Esse questionamento viria, fundamentalmente, do interesse por tudo aquilo que permaneceu à margem e no escuro durante os séculos de constituição da sociedade moderna. Misticismo, naturismo, sexualidade, agressividade, inebriamento, loucura, tudo isso que os modernos desprezavam, e mesmo odiavam, foi posto à tona pelos adolescentes que, desse modo, intentavam formular uma crítica radical e operar um rompimento com a modernidade. Inevitavelmente, ao menos num certo nível, esse movimento levou efetivamente a uma situação crítica que desorientou boa parte das pessoas. Em outro nível, como já sugerimos anteriormente, esse movimento desestabilizou para, sequencialmente, re-estabilizar identidades, valores e condutas, com um novo sentido, bastante propício para o definitivo estabelecimento da sociedade na qual desaparecem os cidadãos para nascer os consumidores.

Parece-nos, sem muita dúvida, que o underground serviu mais aos interesses do mainstream do que se imagina. Se a tendência era a de reformular valores rígidos que impediam o estabelecimento do consumo como ícone de aglutinação sócio-subjetiva, e isso já tinha começado na passagem do século XIX para o XX com a eclosão da cultura jazzística nos EUA, a crise juvenil caiu como luva. Como bem aponta Maria Rita de Assis César, a adolescência passou do status de um momento crítico, de uma “adolescência em perigo”, para o status de uma ameaça à ordem, para uma “adolescência perigosa”. Com um discurso feito especialmente para eles, que os punha no olho de um furacão subjetivo, os adolescentes pareceram entender que poderiam vestir a fantasia que lhes tinha sido imposta. E a vestiram.

Foram, no afã da desobediência, bem comportados durante todo o tempo. Acabaram servindo ao “mestre” capitalístico, que precisava de novos horizontes para a produção de capital. Acabaram por servir aos interesses de relativização dos valores fundamental para a explosão da lógica do consumo, com todos os seus nichos. O underground acabou sendo mais um desses nichos em uma sociedade que se especializou em formular alternativas, todas elas bem capturadas e formatadas para inúmeras e criativas proposições identitárias baseadas no consumo. A mesma sociedade que destruiu a alteridade e, hoje, vive a falar em diversidade.
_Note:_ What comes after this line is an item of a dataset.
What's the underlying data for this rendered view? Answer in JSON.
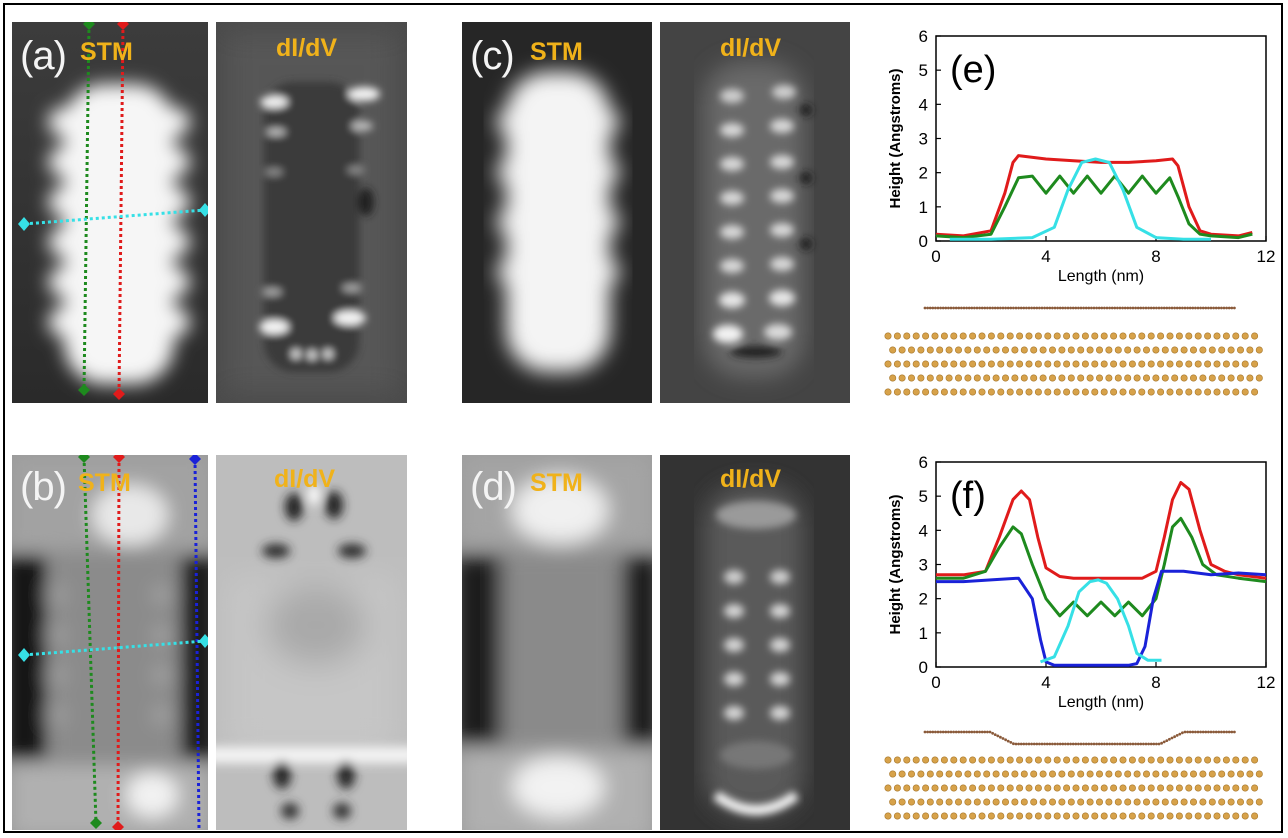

Isso, neste início de século, nos parece nítido. No entanto, surpreende ler textos contemporâneos que ainda insistem na “força” do underground como oposição ao que chamam de “caretice”, tradicionalismo ou conservadorismo, que, segundo esses textos, seriam hegemônicos e exerceriam uma força repressiva sobre os adeptos do underground. Ora, como bem mostra Terry Eagleton, o que ocorre é o contrário. É o underground que se estabelece como hegemônico e é usado como boneco de ventríloquo das elites. As mesmas que inventaram o “pense global, aja local”, mas sempre agiram globalmente pensando localmente. As mesmas que prestigiam a rebeldia, porque sabem que rebelde é o sujeito que, em essência, sonha apenas ser igual àquele contra quem combate. Como dizia Baudrillard: “É preciso acreditar perdidamente na lei para a transgredir”.